Klangwart — Sommer
The album initially appears to alternate between loose, amorphous sound worlds full of rising and falling psychedelic synth washes and rhythmically propelled tracks whose motorik repetitions immediately refer to Cologne’s Kosmische musical heritage most famously embodied by Can and the early seventies’ productions of Conny Plank for Cluster, Kraftwerk and Neu! amongst many others. Indeed, like many of their Cologne-based contemporaries in electronic music such as Mouse On Mars or Bernd Friedmann, Klangwart have succeeded in continuing this local, creative tradition without being hindered by any revivalist tags. This is partly thanks to the innovations of the original scene whose music imagined a future so effectively that it has since protected itself from seeming too dated, but is also partly due to the way the style lends itself to techno’s modern composition and production techniques of looped, repetitive beats and plug-in modulations.

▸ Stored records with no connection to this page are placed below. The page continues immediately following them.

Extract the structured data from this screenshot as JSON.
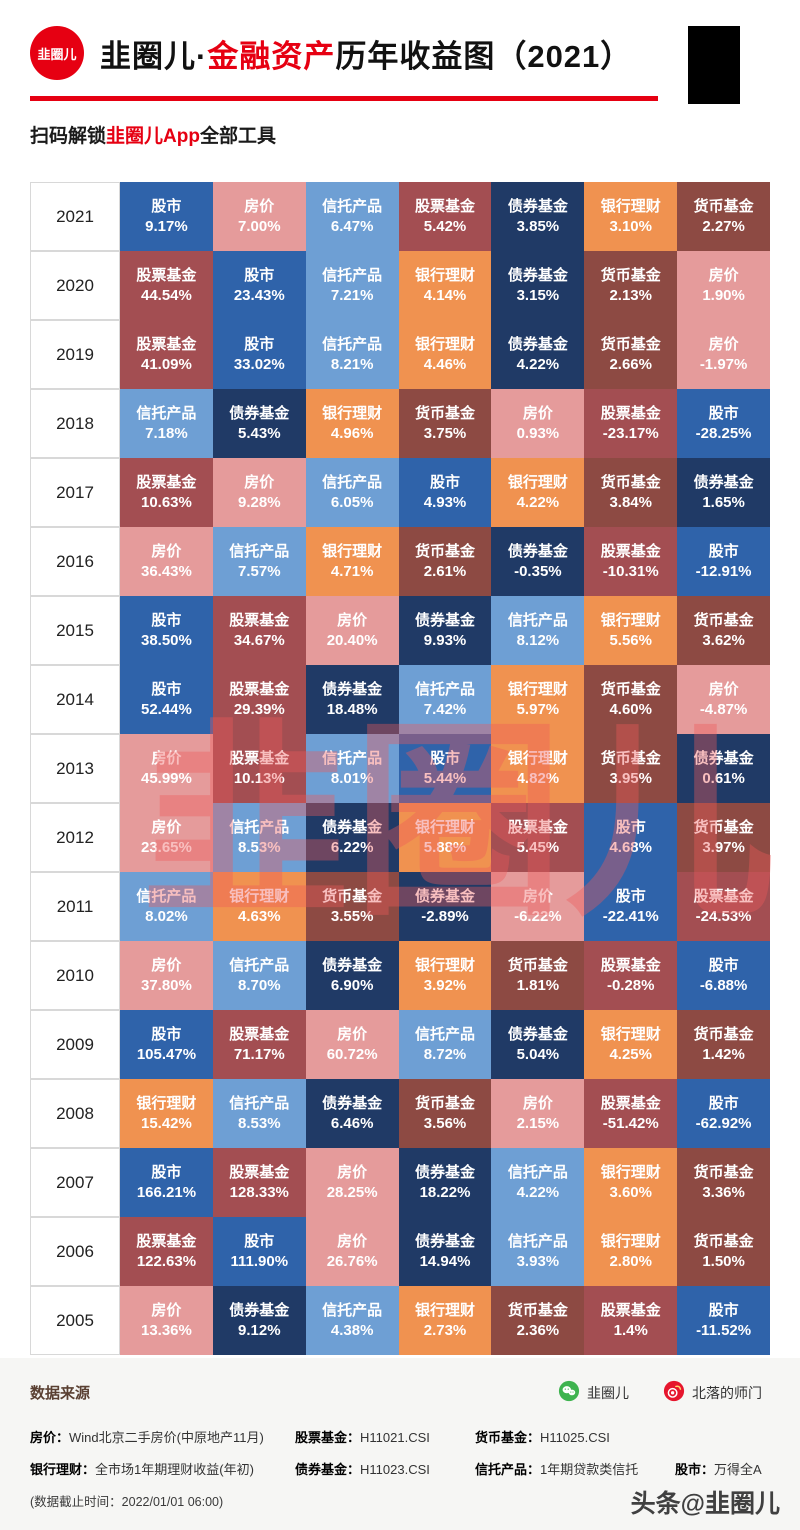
{
  "colors": {
    "accent": "#e60012",
    "watermark_red": "#ee5a5a"
  },
  "header": {
    "logo_text": "韭圈儿",
    "title_prefix": "韭圈儿·",
    "title_highlight": "金融资产",
    "title_suffix": "历年收益图（2021）",
    "subtitle_prefix": "扫码解锁",
    "subtitle_highlight": "韭圈儿App",
    "subtitle_suffix": "全部工具"
  },
  "watermark": {
    "text": "韭圈儿"
  },
  "chart_data": {
    "type": "table",
    "title": "韭圈儿·金融资产历年收益图（2021）",
    "assets": [
      "股市",
      "房价",
      "信托产品",
      "股票基金",
      "债券基金",
      "银行理财",
      "货币基金"
    ],
    "asset_colors": {
      "股市": "#2f63aa",
      "房价": "#e59b9b",
      "信托产品": "#6e9fd4",
      "股票基金": "#a34e52",
      "债券基金": "#203a66",
      "银行理财": "#f09250",
      "货币基金": "#8d4a43"
    },
    "rows": [
      {
        "year": "2021",
        "cells": [
          {
            "name": "股市",
            "value": "9.17%"
          },
          {
            "name": "房价",
            "value": "7.00%"
          },
          {
            "name": "信托产品",
            "value": "6.47%"
          },
          {
            "name": "股票基金",
            "value": "5.42%"
          },
          {
            "name": "债券基金",
            "value": "3.85%"
          },
          {
            "name": "银行理财",
            "value": "3.10%"
          },
          {
            "name": "货币基金",
            "value": "2.27%"
          }
        ]
      },
      {
        "year": "2020",
        "cells": [
          {
            "name": "股票基金",
            "value": "44.54%"
          },
          {
            "name": "股市",
            "value": "23.43%"
          },
          {
            "name": "信托产品",
            "value": "7.21%"
          },
          {
            "name": "银行理财",
            "value": "4.14%"
          },
          {
            "name": "债券基金",
            "value": "3.15%"
          },
          {
            "name": "货币基金",
            "value": "2.13%"
          },
          {
            "name": "房价",
            "value": "1.90%"
          }
        ]
      },
      {
        "year": "2019",
        "cells": [
          {
            "name": "股票基金",
            "value": "41.09%"
          },
          {
            "name": "股市",
            "value": "33.02%"
          },
          {
            "name": "信托产品",
            "value": "8.21%"
          },
          {
            "name": "银行理财",
            "value": "4.46%"
          },
          {
            "name": "债券基金",
            "value": "4.22%"
          },
          {
            "name": "货币基金",
            "value": "2.66%"
          },
          {
            "name": "房价",
            "value": "-1.97%"
          }
        ]
      },
      {
        "year": "2018",
        "cells": [
          {
            "name": "信托产品",
            "value": "7.18%"
          },
          {
            "name": "债券基金",
            "value": "5.43%"
          },
          {
            "name": "银行理财",
            "value": "4.96%"
          },
          {
            "name": "货币基金",
            "value": "3.75%"
          },
          {
            "name": "房价",
            "value": "0.93%"
          },
          {
            "name": "股票基金",
            "value": "-23.17%"
          },
          {
            "name": "股市",
            "value": "-28.25%"
          }
        ]
      },
      {
        "year": "2017",
        "cells": [
          {
            "name": "股票基金",
            "value": "10.63%"
          },
          {
            "name": "房价",
            "value": "9.28%"
          },
          {
            "name": "信托产品",
            "value": "6.05%"
          },
          {
            "name": "股市",
            "value": "4.93%"
          },
          {
            "name": "银行理财",
            "value": "4.22%"
          },
          {
            "name": "货币基金",
            "value": "3.84%"
          },
          {
            "name": "债券基金",
            "value": "1.65%"
          }
        ]
      },
      {
        "year": "2016",
        "cells": [
          {
            "name": "房价",
            "value": "36.43%"
          },
          {
            "name": "信托产品",
            "value": "7.57%"
          },
          {
            "name": "银行理财",
            "value": "4.71%"
          },
          {
            "name": "货币基金",
            "value": "2.61%"
          },
          {
            "name": "债券基金",
            "value": "-0.35%"
          },
          {
            "name": "股票基金",
            "value": "-10.31%"
          },
          {
            "name": "股市",
            "value": "-12.91%"
          }
        ]
      },
      {
        "year": "2015",
        "cells": [
          {
            "name": "股市",
            "value": "38.50%"
          },
          {
            "name": "股票基金",
            "value": "34.67%"
          },
          {
            "name": "房价",
            "value": "20.40%"
          },
          {
            "name": "债券基金",
            "value": "9.93%"
          },
          {
            "name": "信托产品",
            "value": "8.12%"
          },
          {
            "name": "银行理财",
            "value": "5.56%"
          },
          {
            "name": "货币基金",
            "value": "3.62%"
          }
        ]
      },
      {
        "year": "2014",
        "cells": [
          {
            "name": "股市",
            "value": "52.44%"
          },
          {
            "name": "股票基金",
            "value": "29.39%"
          },
          {
            "name": "债券基金",
            "value": "18.48%"
          },
          {
            "name": "信托产品",
            "value": "7.42%"
          },
          {
            "name": "银行理财",
            "value": "5.97%"
          },
          {
            "name": "货币基金",
            "value": "4.60%"
          },
          {
            "name": "房价",
            "value": "-4.87%"
          }
        ]
      },
      {
        "year": "2013",
        "cells": [
          {
            "name": "房价",
            "value": "45.99%"
          },
          {
            "name": "股票基金",
            "value": "10.13%"
          },
          {
            "name": "信托产品",
            "value": "8.01%"
          },
          {
            "name": "股市",
            "value": "5.44%"
          },
          {
            "name": "银行理财",
            "value": "4.82%"
          },
          {
            "name": "货币基金",
            "value": "3.95%"
          },
          {
            "name": "债券基金",
            "value": "0.61%"
          }
        ]
      },
      {
        "year": "2012",
        "cells": [
          {
            "name": "房价",
            "value": "23.65%"
          },
          {
            "name": "信托产品",
            "value": "8.53%"
          },
          {
            "name": "债券基金",
            "value": "6.22%"
          },
          {
            "name": "银行理财",
            "value": "5.88%"
          },
          {
            "name": "股票基金",
            "value": "5.45%"
          },
          {
            "name": "股市",
            "value": "4.68%"
          },
          {
            "name": "货币基金",
            "value": "3.97%"
          }
        ]
      },
      {
        "year": "2011",
        "cells": [
          {
            "name": "信托产品",
            "value": "8.02%"
          },
          {
            "name": "银行理财",
            "value": "4.63%"
          },
          {
            "name": "货币基金",
            "value": "3.55%"
          },
          {
            "name": "债券基金",
            "value": "-2.89%"
          },
          {
            "name": "房价",
            "value": "-6.22%"
          },
          {
            "name": "股市",
            "value": "-22.41%"
          },
          {
            "name": "股票基金",
            "value": "-24.53%"
          }
        ]
      },
      {
        "year": "2010",
        "cells": [
          {
            "name": "房价",
            "value": "37.80%"
          },
          {
            "name": "信托产品",
            "value": "8.70%"
          },
          {
            "name": "债券基金",
            "value": "6.90%"
          },
          {
            "name": "银行理财",
            "value": "3.92%"
          },
          {
            "name": "货币基金",
            "value": "1.81%"
          },
          {
            "name": "股票基金",
            "value": "-0.28%"
          },
          {
            "name": "股市",
            "value": "-6.88%"
          }
        ]
      },
      {
        "year": "2009",
        "cells": [
          {
            "name": "股市",
            "value": "105.47%"
          },
          {
            "name": "股票基金",
            "value": "71.17%"
          },
          {
            "name": "房价",
            "value": "60.72%"
          },
          {
            "name": "信托产品",
            "value": "8.72%"
          },
          {
            "name": "债券基金",
            "value": "5.04%"
          },
          {
            "name": "银行理财",
            "value": "4.25%"
          },
          {
            "name": "货币基金",
            "value": "1.42%"
          }
        ]
      },
      {
        "year": "2008",
        "cells": [
          {
            "name": "银行理财",
            "value": "15.42%"
          },
          {
            "name": "信托产品",
            "value": "8.53%"
          },
          {
            "name": "债券基金",
            "value": "6.46%"
          },
          {
            "name": "货币基金",
            "value": "3.56%"
          },
          {
            "name": "房价",
            "value": "2.15%"
          },
          {
            "name": "股票基金",
            "value": "-51.42%"
          },
          {
            "name": "股市",
            "value": "-62.92%"
          }
        ]
      },
      {
        "year": "2007",
        "cells": [
          {
            "name": "股市",
            "value": "166.21%"
          },
          {
            "name": "股票基金",
            "value": "128.33%"
          },
          {
            "name": "房价",
            "value": "28.25%"
          },
          {
            "name": "债券基金",
            "value": "18.22%"
          },
          {
            "name": "信托产品",
            "value": "4.22%"
          },
          {
            "name": "银行理财",
            "value": "3.60%"
          },
          {
            "name": "货币基金",
            "value": "3.36%"
          }
        ]
      },
      {
        "year": "2006",
        "cells": [
          {
            "name": "股票基金",
            "value": "122.63%"
          },
          {
            "name": "股市",
            "value": "111.90%"
          },
          {
            "name": "房价",
            "value": "26.76%"
          },
          {
            "name": "债券基金",
            "value": "14.94%"
          },
          {
            "name": "信托产品",
            "value": "3.93%"
          },
          {
            "name": "银行理财",
            "value": "2.80%"
          },
          {
            "name": "货币基金",
            "value": "1.50%"
          }
        ]
      },
      {
        "year": "2005",
        "cells": [
          {
            "name": "房价",
            "value": "13.36%"
          },
          {
            "name": "债券基金",
            "value": "9.12%"
          },
          {
            "name": "信托产品",
            "value": "4.38%"
          },
          {
            "name": "银行理财",
            "value": "2.73%"
          },
          {
            "name": "货币基金",
            "value": "2.36%"
          },
          {
            "name": "股票基金",
            "value": "1.4%"
          },
          {
            "name": "股市",
            "value": "-11.52%"
          }
        ]
      }
    ]
  },
  "footer": {
    "source_title": "数据来源",
    "social": [
      {
        "name": "韭圈儿"
      },
      {
        "name": "北落的师门"
      }
    ],
    "items": [
      {
        "label": "房价：",
        "value": "Wind北京二手房价(中原地产11月)"
      },
      {
        "label": "股票基金：",
        "value": "H11021.CSI"
      },
      {
        "label": "货币基金：",
        "value": "H11025.CSI"
      },
      {
        "label": "银行理财：",
        "value": "全市场1年期理财收益(年初)"
      },
      {
        "label": "债券基金：",
        "value": "H11023.CSI"
      },
      {
        "label": "信托产品：",
        "value": "1年期贷款类信托"
      },
      {
        "label": "股市：",
        "value": "万得全A"
      }
    ],
    "note": "(数据截止时间：2022/01/01 06:00)",
    "credit": "头条@韭圈儿"
  }
}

Wisely, Sommer opens with the infectious rhythm of ‘Hitzefrei’ whose bass pulses repeat like a locked-groove while layers of crystalline synth writhe and unfurl in a way that seems more polished than its improvisational method might otherwise suggest. Later ‘Moloch’ matches ‘Hitzefrei’s drive with a series of deadly, plunging bass notes that combine with synthesised trills, squelches and squawks to sound like a rave as heard from outside the venue where individual sounds are less identifiable than the malevolent, building energy of the whole.
Elsewhere, the rhythms are far more submerged, often seeming like a byproduct of combined tones, as on the closing track ‘Amöbenruh’, taken from a limited release from 1998, that sees the duo stripping their sound right down to a single note formed by a meandering, buzzing tone that stops only to start again over the top of its own reverberating tail. In doing so it creates regular patterns that build to form a revolving cylindrical drone, cleverly panned to change subtly with each movement of your head.
Although not necessarily the most consistently warm of summers - the shimmering electronics often evoke icy crystals as much as they do sunrises - ‘Sommer’ is an ideal introduction to Reuber and Detmer’s cosmic compounds and is suitable for any season.